Aerosmith, The Rolling Stones, and several other artists signed an open letter demanding politicians get permission before using their songs at political events.
Steven Tyler and Joe Perry of Aerosmith, Mick Jagger and Keith Richards of The Rolling Stones, and several other artists have signed onto an open letter demanding politicians get permission before using their songs in any political capacity.
The nonprofit Artists Rights Alliance (ARA) wants Democratic and Republican campaigns to “Establish clear policies requiring campaigns to seek consent of featured recording artists, songwriters and copyright owners before publicly using their music in a political or campaign setting.”

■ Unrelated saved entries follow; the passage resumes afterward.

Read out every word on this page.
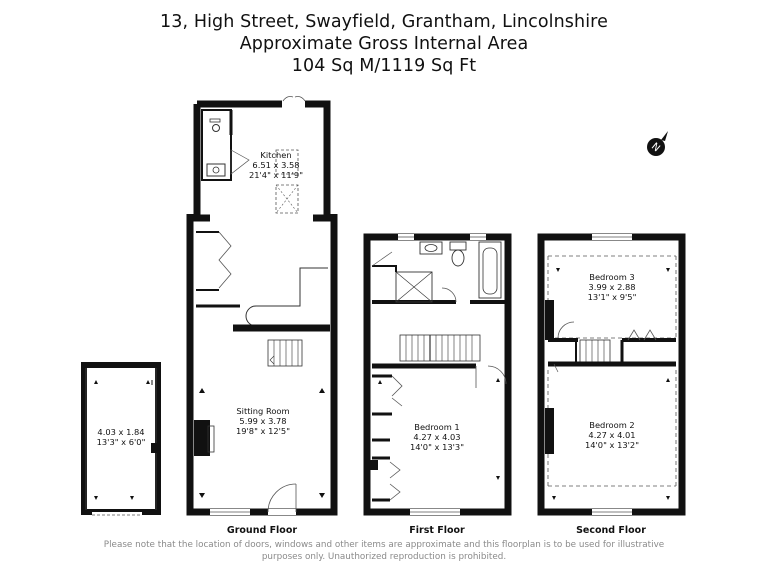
13, High Street, Swayfield, Grantham, Lincolnshire
Approximate Gross Internal Area
104 Sq M/1119 Sq Ft
N
Kitchen
6.51 x 3.58
21'4" x 11'9"
Sitting Room
5.99 x 3.78
19'8" x 12'5"
4.03 x 1.84
13'3" x 6'0"
Bedroom 1
4.27 x 4.03
14'0" x 13'3"
Bedroom 3
3.99 x 2.88
13'1" x 9'5"
Bedroom 2
4.27 x 4.01
14'0" x 13'2"
Ground Floor	First Floor	Second Floor
Please note that the location of doors, windows and other items are approximate and this floorplan is to be used for illustrative
purposes only. Unauthorized reproduction is prohibited.
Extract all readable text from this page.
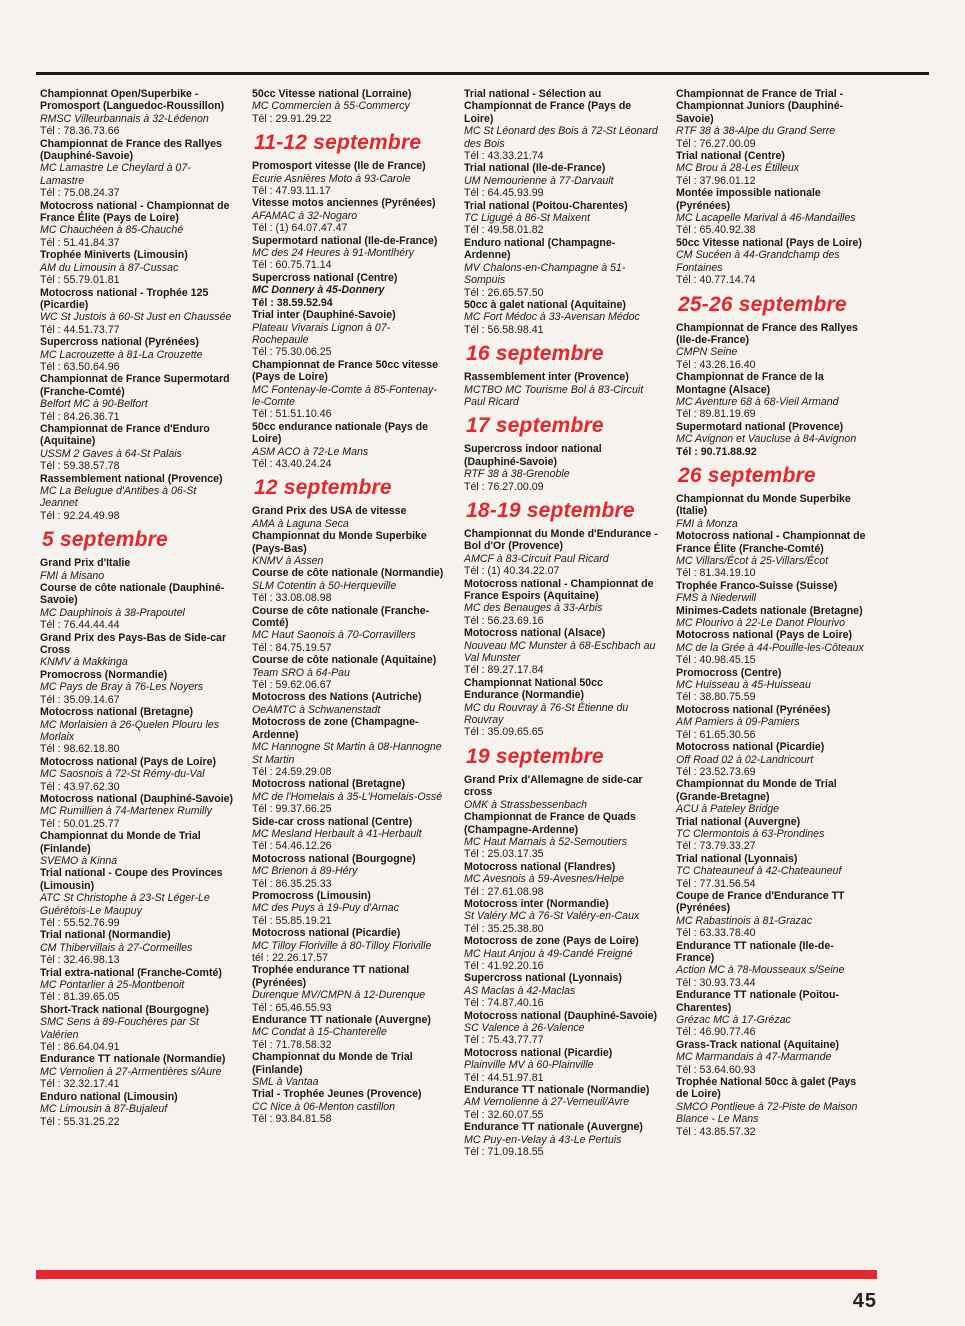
Championnat Open/Superbike - Promosport (Languedoc-Roussillon)
RMSC Villeurbannais à 32-Lédenon
Tél : 78.36.73.66
Championnat de France des Rallyes (Dauphiné-Savoie)
MC Lamastre Le Cheylard à 07-Lamastre
Tél : 75.08.24.37
Motocross national - Championnat de France Élite (Pays de Loire)
MC Chauchéen à 85-Chauché
Tél : 51.41.84.37
Trophée Miniverts (Limousin)
AM du Limousin à 87-Cussac
Tél : 55.79.01.81
Motocross national - Trophée 125 (Picardie)
WC St Justois à 60-St Just en Chaussée
Tél : 44.51.73.77
Supercross national (Pyrénées)
MC Lacrouzette à 81-La Crouzette
Tél : 63.50.64.96
Championnat de France Supermotard (Franche-Comté)
Belfort MC à 90-Belfort
Tél : 84.26.36.71
Championnat de France d'Enduro (Aquitaine)
USSM 2 Gaves à 64-St Palais
Tél : 59.38.57.78
Rassemblement national (Provence)
MC La Belugue d'Antibes à 06-St Jeannet
Tél : 92.24.49.98
5 septembre
Grand Prix d'Italie
FMI à Misano
Course de côte nationale (Dauphiné-Savoie)
MC Dauphinois à 38-Prapoutel
Tél : 76.44.44.44
Grand Prix des Pays-Bas de Side-car Cross
KNMV à Makkinga
Promocross (Normandie)
MC Pays de Bray à 76-Les Noyers
Tél : 35.09.14.67
Motocross national (Bretagne)
MC Morlaisien à 26-Quelen Plouru les Morlaix
Tél : 98.62.18.80
Motocross national (Pays de Loire)
MC Saosnois à 72-St Rémy-du-Val
Tél : 43.97.62.30
Motocross national (Dauphiné-Savoie)
MC Rumillien à 74-Martenex Rumilly
Tél : 50.01.25.77
Championnat du Monde de Trial (Finlande)
SVEMO à Kinna
Trial national - Coupe des Provinces (Limousin)
ATC St Christophe à 23-St Léger-Le Guérétois-Le Maupuy
Tél : 55.52.76.99
Trial national (Normandie)
CM Thibervillais à 27-Cormeilles
Tél : 32.46.98.13
Trial extra-national (Franche-Comté)
MC Pontarlier à 25-Montbenoit
Tél : 81.39.65.05
Short-Track national (Bourgogne)
SMC Sens à 89-Fouchères par St Valérien
Tél : 86.64.04.91
Endurance TT nationale (Normandie)
MC Vernolien à 27-Armentières s/Aure
Tél : 32.32.17.41
Enduro national (Limousin)
MC Limousin à 87-Bujaleuf
Tél : 55.31.25.22
50cc Vitesse national (Lorraine)
MC Commercien à 55-Commercy
Tél : 29.91.29.22
11-12 septembre
Promosport vitesse (Ile de France)
Ecurie Asnières Moto à 93-Carole
Tél : 47.93.11.17
Vitesse motos anciennes (Pyrénées)
AFAMAC à 32-Nogaro
Tél : (1) 64.07.47.47
Supermotard national (Ile-de-France)
MC des 24 Heures à 91-Montlhéry
Tél : 60.75.71.14
Supercross national (Centre)
MC Donnery à 45-Donnery
Tél : 38.59.52.94
Trial inter (Dauphiné-Savoie)
Plateau Vivarais Lignon à 07-Rochepaule
Tél : 75.30.06.25
Championnat de France 50cc vitesse (Pays de Loire)
MC Fontenay-le-Comte à 85-Fontenay-le-Comte
Tél : 51.51.10.46
50cc endurance nationale (Pays de Loire)
ASM ACO à 72-Le Mans
Tél : 43.40.24.24
12 septembre
Grand Prix des USA de vitesse
AMA à Laguna Seca
Championnat du Monde Superbike (Pays-Bas)
KNMV à Assen
Course de côte nationale (Normandie)
SLM Cotentin à 50-Herqueville
Tél : 33.08.08.98
Course de côte nationale (Franche-Comté)
MC Haut Saonois à 70-Corravillers
Tél : 84.75.19.57
Course de côte nationale (Aquitaine)
Team SRO à 64-Pau
Tél : 59.62.06.67
Motocross des Nations (Autriche)
OeAMTC à Schwanenstadt
Motocross de zone (Champagne-Ardenne)
MC Hannogne St Martin à 08-Hannogne St Martin
Tél : 24.59.29.08
Motocross national (Bretagne)
MC de l'Homelais à 35-L'Homelais-Ossé
Tél : 99.37.66.25
Side-car cross national (Centre)
MC Mesland Herbault à 41-Herbault
Tél : 54.46.12.26
Motocross national (Bourgogne)
MC Brienon à 89-Héry
Tél : 86.35.25.33
Promocross (Limousin)
MC des Puys à 19-Puy d'Arnac
Tél : 55.85.19.21
Motocross national (Picardie)
MC Tilloy Floriville à 80-Tilloy Floriville
tél : 22.26.17.57
Trophée endurance TT national (Pyrénées)
Durenque MV/CMPN à 12-Durenque
Tél : 65.46.55.93
Endurance TT nationale (Auvergne)
MC Condat à 15-Chanterelle
Tél : 71.78.58.32
Championnat du Monde de Trial (Finlande)
SML à Vantaa
Trial - Trophée Jeunes (Provence)
CC Nice à 06-Menton castillon
Tél : 93.84.81.58
Trial national - Sélection au Championnat de France (Pays de Loire)
MC St Léonard des Bois à 72-St Léonard des Bois
Tél : 43.33.21.74
Trial national (Ile-de-France)
UM Nemourienne à 77-Darvault
Tél : 64.45.93.99
Trial national (Poitou-Charentes)
TC Ligugé à 86-St Maixent
Tél : 49.58.01.82
Enduro national (Champagne-Ardenne)
MV Chalons-en-Champagne à 51-Sompuis
Tél : 26.65.57.50
50cc à galet national (Aquitaine)
MC Fort Médoc à 33-Avensan Médoc
Tél : 56.58.98.41
16 septembre
Rassemblement inter (Provence)
MCTBO MC Tourisme Bol à 83-Circuit Paul Ricard
17 septembre
Supercross indoor national (Dauphiné-Savoie)
RTF 38 à 38-Grenoble
Tél : 76.27.00.09
18-19 septembre
Championnat du Monde d'Endurance - Bol d'Or (Provence)
AMCF à 83-Circuit Paul Ricard
Tél : (1) 40.34.22.07
Motocross national - Championnat de France Espoirs (Aquitaine)
MC des Benauges à 33-Arbis
Tél : 56.23.69.16
Motocross national (Alsace)
Nouveau MC Munster à 68-Eschbach au Val Munster
Tél : 89.27.17.84
Championnat National 50cc Endurance (Normandie)
MC du Rouvray à 76-St Étienne du Rouvray
Tél : 35.09.65.65
19 septembre
Grand Prix d'Allemagne de side-car cross
OMK à Strassbessenbach
Championnat de France de Quads (Champagne-Ardenne)
MC Haut Marnais à 52-Semoutiers
Tél : 25.03.17.35
Motocross national (Flandres)
MC Avesnois à 59-Avesnes/Helpe
Tél : 27.61.08.98
Motocross inter (Normandie)
St Valéry MC à 76-St Valéry-en-Caux
Tél : 35.25.38.80
Motocross de zone (Pays de Loire)
MC Haut Anjou à 49-Candé Freigné
Tél : 41.92.20.16
Supercross national (Lyonnais)
AS Maclas à 42-Maclas
Tél : 74.87.40.16
Motocross national (Dauphiné-Savoie)
SC Valence à 26-Valence
Tél : 75.43.77.77
Motocross national (Picardie)
Plainville MV à 60-Plainville
Tél : 44.51.97.81
Endurance TT nationale (Normandie)
AM Vernolienne à 27-Verneuil/Avre
Tél : 32.60.07.55
Endurance TT nationale (Auvergne)
MC Puy-en-Velay à 43-Le Pertuis
Tél : 71.09.18.55
Championnat de France de Trial - Championnat Juniors (Dauphiné-Savoie)
RTF 38 à 38-Alpe du Grand Serre
Tél : 76.27.00.09
Trial national (Centre)
MC Brou à 28-Les Étilleux
Tél : 37.96.01.12
Montée impossible nationale (Pyrénées)
MC Lacapelle Marival à 46-Mandailles
Tél : 65.40.92.38
50cc Vitesse national (Pays de Loire)
CM Sucéen à 44-Grandchamp des Fontaines
Tél : 40.77.14.74
25-26 septembre
Championnat de France des Rallyes (Ile-de-France)
CMPN Seine
Tél : 43.26.16.40
Championnat de France de la Montagne (Alsace)
MC Aventure 68 à 68-Vieil Armand
Tél : 89.81.19.69
Supermotard national (Provence)
MC Avignon et Vaucluse à 84-Avignon
Tél : 90.71.88.92
26 septembre
Championnat du Monde Superbike (Italie)
FMI à Monza
Motocross national - Championnat de France Élite (Franche-Comté)
MC Villars/Écot à 25-Villars/Écot
Tél : 81.34.19.10
Trophée Franco-Suisse (Suisse)
FMS à Niederwill
Minimes-Cadets nationale (Bretagne)
MC Plourivo à 22-Le Danot Plourivo
Motocross national (Pays de Loire)
MC de la Grée à 44-Pouille-les-Côteaux
Tél : 40.98.45.15
Promocross (Centre)
MC Huisseau à 45-Huisseau
Tél : 38.80.75.59
Motocross national (Pyrénées)
AM Pamiers à 09-Pamiers
Tél : 61.65.30.56
Motocross national (Picardie)
Off Road 02 à 02-Landricourt
Tél : 23.52.73.69
Championnat du Monde de Trial (Grande-Bretagne)
ACU à Pateley Bridge
Trial national (Auvergne)
TC Clermontois à 63-Prondines
Tél : 73.79.33.27
Trial national (Lyonnais)
TC Chateauneuf à 42-Chateauneuf
Tél : 77.31.56.54
Coupe de France d'Endurance TT (Pyrénées)
MC Rabastinois à 81-Grazac
Tél : 63.33.78.40
Endurance TT nationale (Ile-de-France)
Action MC à 78-Mousseaux s/Seine
Tél : 30.93.73.44
Endurance TT nationale (Poitou-Charentes)
Grézac MC à 17-Grézac
Tél : 46.90.77.46
Grass-Track national (Aquitaine)
MC Marmandais à 47-Marmande
Tél : 53.64.60.93
Trophée National 50cc à galet (Pays de Loire)
SMCO Pontlieue à 72-Piste de Maison Blance - Le Mans
Tél : 43.85.57.32
45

The letter goes on to say, “As artists, activists and citizens, we ask you to pledge that all candidates you support will seek consent from featured recording artists and songwriters before using their music in campaign and political settings. This is the only way to effectively protect your candidates from legal risk, unnecessary public controversy and the moral quagmire that comes from falsely claiming or implying an artist’s support or distorting an artists’ expression in such a high stakes public way.”
Other bands like R.E.M. and Pearl Jam have signed on the letter which says it’s not a new or partisan issue. “Every election cycle brings stories of artists and songwriters frustrated to find their work being used in settings that suggest endorsement or support of political candidates without their permission or consent,” they wrote. “Being dragged unwillingly into politics in this way can compromise an artist’s personal values while disappointing and alienating fans – with great moral and economic cost. For artists that do choose to engage politically in campaigns or other contexts, this kind of unauthorized public use confuses their message and undermines their effectiveness.”